Lo stato di necessità
Quanto all’ipotesi di applicazione dello stato di necessità ex-art. 54 c.p., la norma in esame prevede un’esimente, che però – a sua volta – richiede che si verifichino particolari condizioni: a) il pericolo attuale; b) il danno grave e inevitabile; c) la non volontarietà; d) la proporzionalità.
Ebbene, lungi dal voler fare una disamina approfondita sulla norma, quello che qui si vuole sottolineare è che il “pericolo attuale”, per quanto non debba essere imminente, deve comunque essere un pericolo probabile, ma la probabilità non deve desumersi da una valutazione meramente soggettiva dell’agente, ma da una serie di considerazioni di carattere oggettivo. Il “danno grave e irreparabile” si riferisce, invece, a un caleidoscopio di diritti (vita, salute ecc.) che verrebbero irreparabilmente compromessi qualora non si violasse la norma penale, di guisa che o si tutelano questi beni giuridici ovvero si commette reato. Quanto invece alla “non volontarietà”, è chiaro che il pericolo per il quale si opera in modalità necessitata deve essere non voluto dall’agente. Dunque, lo stato di pericolo deve essere fortuito o casuale, ovvero dettato da forza maggiore, cioè non dipendente dalla mera volontà dell’agente. Sicché, l’agente che mette volontariamente in pericolo i beni della vita di un terzo, non può invocare l’esimente, perché avrebbe potuto ovviare all’evento pericoloso semplicemente evitando di esporre quei beni al predetto evento. Infine, la “proporzionalità”. Qui la questione è più complessa, e attiene alla valutazione delle condizioni precedenti, all’interno di un giudizio complessivo, attraverso il quale poi si valuta se l’azione necessitata sia proporzionale alla tutela dei beni che si è inteso proteggere.
L’adempimento di un dovere
Infine, l’ipotesi di cui all’art. 51 c.p., e segnatamente quello concretizzantesi nell’adempimento di un dovere imposto da una norma giuridica. L’ipotesi, fondata sul principio di non contraddizione tra le norme dell’ordinamento, è riferita ai rapporti di diritto pubblico, escludendosi quelli di diritto privato. Qui, la questione attiene al fatto se sia possibile sottrarsi a un ordine dell’autorità per adempiere a un dovere imposto da una norma giuridica (internazionale e vincolante). La valutazione implica l’accertamento sulla natura del dovere imposto dalla norma e se esista effettivamente questa contraddizione, tal che o si tutela il benegiuridico ovvero si commette il reato. Chiaramente, venendo meno la contraddizione, viene meno anche l’esimente.

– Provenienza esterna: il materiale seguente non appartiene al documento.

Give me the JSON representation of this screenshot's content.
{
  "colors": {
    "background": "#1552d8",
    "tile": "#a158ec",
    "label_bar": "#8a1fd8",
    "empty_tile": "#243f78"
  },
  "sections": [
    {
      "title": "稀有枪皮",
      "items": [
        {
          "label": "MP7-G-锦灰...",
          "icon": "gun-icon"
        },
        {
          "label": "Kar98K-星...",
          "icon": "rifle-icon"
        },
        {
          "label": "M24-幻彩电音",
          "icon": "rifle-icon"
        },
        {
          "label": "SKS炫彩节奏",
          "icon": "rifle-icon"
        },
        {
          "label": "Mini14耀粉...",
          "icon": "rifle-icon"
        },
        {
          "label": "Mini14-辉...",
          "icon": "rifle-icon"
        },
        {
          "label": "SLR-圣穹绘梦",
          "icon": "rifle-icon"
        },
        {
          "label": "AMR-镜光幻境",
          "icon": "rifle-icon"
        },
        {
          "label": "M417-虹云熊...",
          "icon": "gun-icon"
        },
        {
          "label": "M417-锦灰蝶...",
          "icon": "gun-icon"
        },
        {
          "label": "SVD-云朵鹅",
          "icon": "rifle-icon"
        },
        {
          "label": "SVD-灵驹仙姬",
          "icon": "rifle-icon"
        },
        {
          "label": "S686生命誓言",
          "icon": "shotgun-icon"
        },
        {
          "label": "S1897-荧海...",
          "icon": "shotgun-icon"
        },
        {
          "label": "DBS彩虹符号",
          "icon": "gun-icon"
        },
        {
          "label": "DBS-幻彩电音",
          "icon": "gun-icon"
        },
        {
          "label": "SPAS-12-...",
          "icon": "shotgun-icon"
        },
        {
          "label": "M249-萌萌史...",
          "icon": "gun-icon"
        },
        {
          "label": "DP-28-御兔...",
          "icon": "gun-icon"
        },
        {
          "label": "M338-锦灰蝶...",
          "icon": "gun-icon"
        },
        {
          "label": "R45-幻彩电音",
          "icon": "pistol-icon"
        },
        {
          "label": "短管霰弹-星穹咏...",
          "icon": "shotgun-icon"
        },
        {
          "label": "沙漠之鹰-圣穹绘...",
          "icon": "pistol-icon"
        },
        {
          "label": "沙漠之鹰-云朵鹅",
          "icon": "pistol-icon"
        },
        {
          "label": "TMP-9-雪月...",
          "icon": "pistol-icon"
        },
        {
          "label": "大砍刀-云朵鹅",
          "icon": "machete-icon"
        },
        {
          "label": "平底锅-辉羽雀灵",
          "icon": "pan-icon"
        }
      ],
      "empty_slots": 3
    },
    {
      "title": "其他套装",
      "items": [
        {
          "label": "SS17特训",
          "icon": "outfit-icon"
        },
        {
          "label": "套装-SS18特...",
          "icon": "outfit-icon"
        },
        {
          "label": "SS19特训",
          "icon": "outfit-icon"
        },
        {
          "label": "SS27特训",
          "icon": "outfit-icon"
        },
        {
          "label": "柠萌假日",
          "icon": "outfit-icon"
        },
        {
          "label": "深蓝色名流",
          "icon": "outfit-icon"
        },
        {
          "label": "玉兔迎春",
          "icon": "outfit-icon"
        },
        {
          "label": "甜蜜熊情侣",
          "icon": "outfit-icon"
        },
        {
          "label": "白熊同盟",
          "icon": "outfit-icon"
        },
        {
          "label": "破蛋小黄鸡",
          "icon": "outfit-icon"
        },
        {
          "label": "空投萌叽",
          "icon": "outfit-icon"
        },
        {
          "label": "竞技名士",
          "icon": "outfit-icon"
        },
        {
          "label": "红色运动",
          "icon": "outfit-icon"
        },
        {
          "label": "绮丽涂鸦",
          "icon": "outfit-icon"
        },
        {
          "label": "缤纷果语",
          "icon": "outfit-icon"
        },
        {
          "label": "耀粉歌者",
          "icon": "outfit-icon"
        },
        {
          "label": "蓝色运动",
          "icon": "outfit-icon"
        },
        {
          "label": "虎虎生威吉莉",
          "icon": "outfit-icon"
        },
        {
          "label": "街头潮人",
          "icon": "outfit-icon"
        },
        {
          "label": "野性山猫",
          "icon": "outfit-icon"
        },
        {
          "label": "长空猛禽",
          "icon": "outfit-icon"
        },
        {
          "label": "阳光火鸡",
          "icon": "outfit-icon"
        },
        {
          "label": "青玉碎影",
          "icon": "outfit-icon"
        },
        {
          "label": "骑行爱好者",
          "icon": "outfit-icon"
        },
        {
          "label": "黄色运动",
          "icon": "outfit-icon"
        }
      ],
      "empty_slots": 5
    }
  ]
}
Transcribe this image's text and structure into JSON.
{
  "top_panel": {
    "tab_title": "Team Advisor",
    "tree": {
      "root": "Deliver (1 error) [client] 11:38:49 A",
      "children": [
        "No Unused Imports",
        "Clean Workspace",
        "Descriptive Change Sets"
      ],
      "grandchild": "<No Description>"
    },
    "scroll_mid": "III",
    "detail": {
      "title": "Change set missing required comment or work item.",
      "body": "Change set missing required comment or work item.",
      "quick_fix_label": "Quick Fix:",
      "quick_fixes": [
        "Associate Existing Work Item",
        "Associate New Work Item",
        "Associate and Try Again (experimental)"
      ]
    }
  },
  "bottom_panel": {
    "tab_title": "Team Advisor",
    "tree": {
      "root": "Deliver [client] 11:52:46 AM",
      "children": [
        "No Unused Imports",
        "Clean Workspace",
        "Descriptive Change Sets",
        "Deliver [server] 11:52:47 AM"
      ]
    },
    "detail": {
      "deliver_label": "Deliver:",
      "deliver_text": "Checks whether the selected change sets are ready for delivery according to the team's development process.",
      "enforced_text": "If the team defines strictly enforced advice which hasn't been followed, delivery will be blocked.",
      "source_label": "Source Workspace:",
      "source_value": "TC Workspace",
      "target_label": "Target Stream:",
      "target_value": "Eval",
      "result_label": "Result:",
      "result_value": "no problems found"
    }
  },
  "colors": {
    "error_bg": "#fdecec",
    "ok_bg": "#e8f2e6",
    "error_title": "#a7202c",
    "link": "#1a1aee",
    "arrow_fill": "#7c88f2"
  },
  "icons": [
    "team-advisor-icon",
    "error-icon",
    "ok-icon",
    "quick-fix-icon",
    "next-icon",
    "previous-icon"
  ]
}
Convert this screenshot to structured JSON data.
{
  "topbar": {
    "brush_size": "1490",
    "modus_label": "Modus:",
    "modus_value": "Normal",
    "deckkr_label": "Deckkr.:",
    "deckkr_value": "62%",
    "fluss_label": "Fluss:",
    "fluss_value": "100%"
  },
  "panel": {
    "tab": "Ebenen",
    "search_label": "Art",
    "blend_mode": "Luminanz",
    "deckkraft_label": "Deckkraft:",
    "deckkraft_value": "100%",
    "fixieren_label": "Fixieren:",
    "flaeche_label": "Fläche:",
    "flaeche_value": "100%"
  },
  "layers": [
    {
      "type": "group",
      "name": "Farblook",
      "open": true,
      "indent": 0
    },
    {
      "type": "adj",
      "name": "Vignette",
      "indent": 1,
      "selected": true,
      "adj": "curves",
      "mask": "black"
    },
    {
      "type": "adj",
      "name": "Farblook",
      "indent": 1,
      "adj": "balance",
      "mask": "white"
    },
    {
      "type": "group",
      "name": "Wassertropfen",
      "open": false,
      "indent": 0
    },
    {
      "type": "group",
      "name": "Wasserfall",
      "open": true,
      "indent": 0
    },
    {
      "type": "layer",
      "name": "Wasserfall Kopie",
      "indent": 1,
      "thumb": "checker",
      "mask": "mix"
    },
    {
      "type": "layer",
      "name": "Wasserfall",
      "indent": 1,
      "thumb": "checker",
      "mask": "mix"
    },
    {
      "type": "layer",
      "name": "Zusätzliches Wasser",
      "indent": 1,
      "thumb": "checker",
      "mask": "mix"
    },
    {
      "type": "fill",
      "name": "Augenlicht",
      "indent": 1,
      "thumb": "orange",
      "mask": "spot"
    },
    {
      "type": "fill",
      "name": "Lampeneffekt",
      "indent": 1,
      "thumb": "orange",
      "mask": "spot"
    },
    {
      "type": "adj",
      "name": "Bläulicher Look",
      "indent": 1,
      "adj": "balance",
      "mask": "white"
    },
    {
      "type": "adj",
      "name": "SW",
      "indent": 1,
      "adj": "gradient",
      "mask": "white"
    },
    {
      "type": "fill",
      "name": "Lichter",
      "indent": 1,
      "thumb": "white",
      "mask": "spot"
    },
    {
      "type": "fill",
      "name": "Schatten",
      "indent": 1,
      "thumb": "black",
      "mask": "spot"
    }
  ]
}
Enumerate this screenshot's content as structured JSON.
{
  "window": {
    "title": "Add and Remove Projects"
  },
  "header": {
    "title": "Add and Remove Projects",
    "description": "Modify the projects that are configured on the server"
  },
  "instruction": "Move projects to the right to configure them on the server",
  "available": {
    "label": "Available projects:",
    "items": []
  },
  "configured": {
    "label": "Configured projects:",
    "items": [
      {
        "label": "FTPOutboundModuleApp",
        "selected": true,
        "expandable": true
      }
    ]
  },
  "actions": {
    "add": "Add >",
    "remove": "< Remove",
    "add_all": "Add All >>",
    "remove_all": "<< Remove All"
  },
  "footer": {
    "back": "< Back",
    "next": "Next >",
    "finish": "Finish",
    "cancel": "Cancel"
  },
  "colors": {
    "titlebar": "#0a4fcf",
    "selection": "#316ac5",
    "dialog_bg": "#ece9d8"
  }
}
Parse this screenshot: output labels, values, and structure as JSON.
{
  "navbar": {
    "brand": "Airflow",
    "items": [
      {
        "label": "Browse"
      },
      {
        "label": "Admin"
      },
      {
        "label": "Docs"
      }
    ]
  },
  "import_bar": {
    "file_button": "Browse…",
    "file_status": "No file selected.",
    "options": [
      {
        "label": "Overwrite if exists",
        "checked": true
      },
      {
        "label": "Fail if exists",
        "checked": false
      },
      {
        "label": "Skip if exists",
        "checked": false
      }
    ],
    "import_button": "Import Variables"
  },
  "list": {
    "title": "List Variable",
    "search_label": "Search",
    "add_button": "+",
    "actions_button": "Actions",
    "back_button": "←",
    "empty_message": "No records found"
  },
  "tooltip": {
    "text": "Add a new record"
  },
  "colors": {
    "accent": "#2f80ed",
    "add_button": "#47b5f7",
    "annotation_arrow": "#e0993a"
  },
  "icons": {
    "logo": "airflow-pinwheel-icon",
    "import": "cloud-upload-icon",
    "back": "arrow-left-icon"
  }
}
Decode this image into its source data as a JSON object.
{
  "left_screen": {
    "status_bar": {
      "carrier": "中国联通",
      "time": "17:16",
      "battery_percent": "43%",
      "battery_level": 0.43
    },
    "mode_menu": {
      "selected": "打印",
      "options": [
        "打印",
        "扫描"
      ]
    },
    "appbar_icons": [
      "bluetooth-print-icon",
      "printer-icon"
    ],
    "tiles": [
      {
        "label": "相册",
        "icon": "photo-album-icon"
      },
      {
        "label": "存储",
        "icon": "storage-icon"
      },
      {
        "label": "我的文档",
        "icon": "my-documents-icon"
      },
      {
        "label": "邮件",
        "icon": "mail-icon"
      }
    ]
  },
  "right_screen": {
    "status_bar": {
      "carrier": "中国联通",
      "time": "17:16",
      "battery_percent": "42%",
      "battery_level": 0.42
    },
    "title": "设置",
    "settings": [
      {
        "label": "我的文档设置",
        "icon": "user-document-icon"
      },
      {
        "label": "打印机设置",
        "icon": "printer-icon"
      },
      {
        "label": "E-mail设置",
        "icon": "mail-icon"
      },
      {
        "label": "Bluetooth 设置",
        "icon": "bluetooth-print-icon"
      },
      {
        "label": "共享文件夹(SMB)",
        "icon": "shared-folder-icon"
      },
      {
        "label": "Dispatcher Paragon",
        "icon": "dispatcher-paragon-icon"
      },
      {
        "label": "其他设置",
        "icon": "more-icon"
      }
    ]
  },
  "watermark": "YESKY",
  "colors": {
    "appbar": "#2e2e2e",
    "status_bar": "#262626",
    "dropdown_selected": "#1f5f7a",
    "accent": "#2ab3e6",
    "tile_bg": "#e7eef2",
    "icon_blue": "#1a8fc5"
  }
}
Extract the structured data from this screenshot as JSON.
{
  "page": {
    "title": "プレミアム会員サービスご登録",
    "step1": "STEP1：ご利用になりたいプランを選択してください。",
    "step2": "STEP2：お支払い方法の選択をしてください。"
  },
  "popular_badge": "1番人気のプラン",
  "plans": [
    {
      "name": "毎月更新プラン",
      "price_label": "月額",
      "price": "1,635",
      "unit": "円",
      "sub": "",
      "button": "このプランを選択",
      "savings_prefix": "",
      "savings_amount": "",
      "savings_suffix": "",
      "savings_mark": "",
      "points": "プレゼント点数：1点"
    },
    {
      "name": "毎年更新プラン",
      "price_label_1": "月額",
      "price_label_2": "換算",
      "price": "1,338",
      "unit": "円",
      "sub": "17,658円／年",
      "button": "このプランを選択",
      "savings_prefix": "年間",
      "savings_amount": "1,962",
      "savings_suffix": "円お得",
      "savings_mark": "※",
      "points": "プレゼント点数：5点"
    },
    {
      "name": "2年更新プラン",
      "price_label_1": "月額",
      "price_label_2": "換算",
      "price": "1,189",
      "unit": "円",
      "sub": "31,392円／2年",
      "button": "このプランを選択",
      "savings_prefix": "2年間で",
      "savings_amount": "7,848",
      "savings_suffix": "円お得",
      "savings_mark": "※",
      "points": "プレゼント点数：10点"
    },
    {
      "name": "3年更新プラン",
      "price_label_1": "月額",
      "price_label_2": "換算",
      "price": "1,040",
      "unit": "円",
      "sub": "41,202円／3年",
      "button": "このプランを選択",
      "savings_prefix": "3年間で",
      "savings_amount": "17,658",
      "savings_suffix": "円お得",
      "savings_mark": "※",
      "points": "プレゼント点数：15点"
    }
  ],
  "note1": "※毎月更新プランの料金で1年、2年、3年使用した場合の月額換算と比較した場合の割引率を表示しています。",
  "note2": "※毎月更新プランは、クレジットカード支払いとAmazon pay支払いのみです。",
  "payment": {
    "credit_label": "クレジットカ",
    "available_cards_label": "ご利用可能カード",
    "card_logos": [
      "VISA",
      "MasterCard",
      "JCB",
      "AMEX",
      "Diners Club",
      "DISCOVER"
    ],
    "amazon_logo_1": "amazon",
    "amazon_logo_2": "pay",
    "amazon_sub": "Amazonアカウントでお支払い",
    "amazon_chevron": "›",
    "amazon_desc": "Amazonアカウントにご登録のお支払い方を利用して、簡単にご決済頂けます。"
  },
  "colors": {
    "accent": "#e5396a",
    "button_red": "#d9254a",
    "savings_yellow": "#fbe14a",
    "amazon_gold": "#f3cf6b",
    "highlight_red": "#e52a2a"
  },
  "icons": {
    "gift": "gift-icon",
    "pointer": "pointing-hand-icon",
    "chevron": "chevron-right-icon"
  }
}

Ognuno, in base a queste informazioni o ad altre più dettagliate, può trarre le proprie conclusioni sul caso concreto. Vero è che sarà il magistrato, comunque, a dire l’ultima parola.
Il salvataggio in mare
Piuttosto, ci si sofferma sulla questione “obbligo di salvataggio in mare”. Se è pur vero che le varie convenzioni e i vari trattati (anche sottoscritti dall’Italia) prevedano un obbligo di assistenza e salvataggio per i “naufraghi” (pacta sunt servanda), e prevedono altresì – almeno sul lato UE – il divieto dei respingimenti collettivi, è però vero che molte di queste norme internazionali sono state elaborate in un contesto storico e in un quadro globale differente rispetto a quello attuale, che invece vede forti spinte migratorie “economiche” dall’Africa verso l’Europa, le quali determinano una formidabile pressione soprattutto sull’Italia, anche a fronte di una sostanziale assenza dell’Unione Europea e dei partner europei nel fronteggiare il fenomeno migratorio di massa.
Se questo è incontestato, è altresì incontestato che la forte pressione sul nostro paese e il fatto stesso che la sequenza “naufragio-soccorso” non sia episodica, determinano che il fenomeno migratorio di massa stia incidendo gravosamente e pericolosamente sulla integrità territoriale e sulla sovranità del nostro paese, elementi questi che si assumono come facenti parte dei principi fondamentali inderogabili e intangibili cristallizzati nella nostra carta costituzionale e nell’essenza stessa dell’essere, il nostro, uno Stato indipendente e sovrano. Sicché, per quanto sia “vincolante” la normativa internazionale, è legittimo chiedersi se le autorità politiche del nostro paese non debbano denunciare le convenzioni e i trattati suddetti, sul duplice presupposto che il fenomeno migratorio di massa determina una costante e reiterata violazione dei principi fondamentali inderogabili costituzionali connessi all’integrità territoriale e alla sovranità del nostro paese e che le norme internazionali che impongono determinati obblighi di assistenza e salvataggio, per il contesto in cui furono formulate, non sono idonee a disciplinare il fenomeno migratorio attuale (e ciò in ossequio al principio del rebus sic stantibus). E non in ultimo, perché il fenomeno stesso mette a rischio gli equilibri sociali ed economici del paese, gravandolo di un onere che invero dovrebbe essere condiviso con gli altri paesi europei, i quali, invece, con varie argomentazioni e scuse se ne sottraggono.
Vero è che proprio alla luce di queste ultime considerazioni, e ribadendo la necessaria sussistenza della condizione di reciprocità ex-art. 11 Cost., il nostro paese ben potrebbe, cautelativamente, sottrarsi agli obblighi internazionali, poiché, richiamando (paradossalmente) la ratio della scriminante di cui all’art. 54 c.p., il paese si trova oggi costretto a scegliere se tutelare la propria sovranità e la propria integrità territoriale, ovvero rispettare i predetti vincoli. E va da sé che a nessuno Stato può essere richiesto di rispettare quelle norme internazionali che, per gli incontestati mutamenti storici, economici e politici, siano diventate – rebus sic stantibus – eccessivamente onerose, soprattutto quando tale onerosità si tramuti in una pressione internazionale che potrebbe pregiudicare fatalmente la propria integrità territoriale, il proprio equilibrio sociale ed economico e il proprio essere Stato sovrano.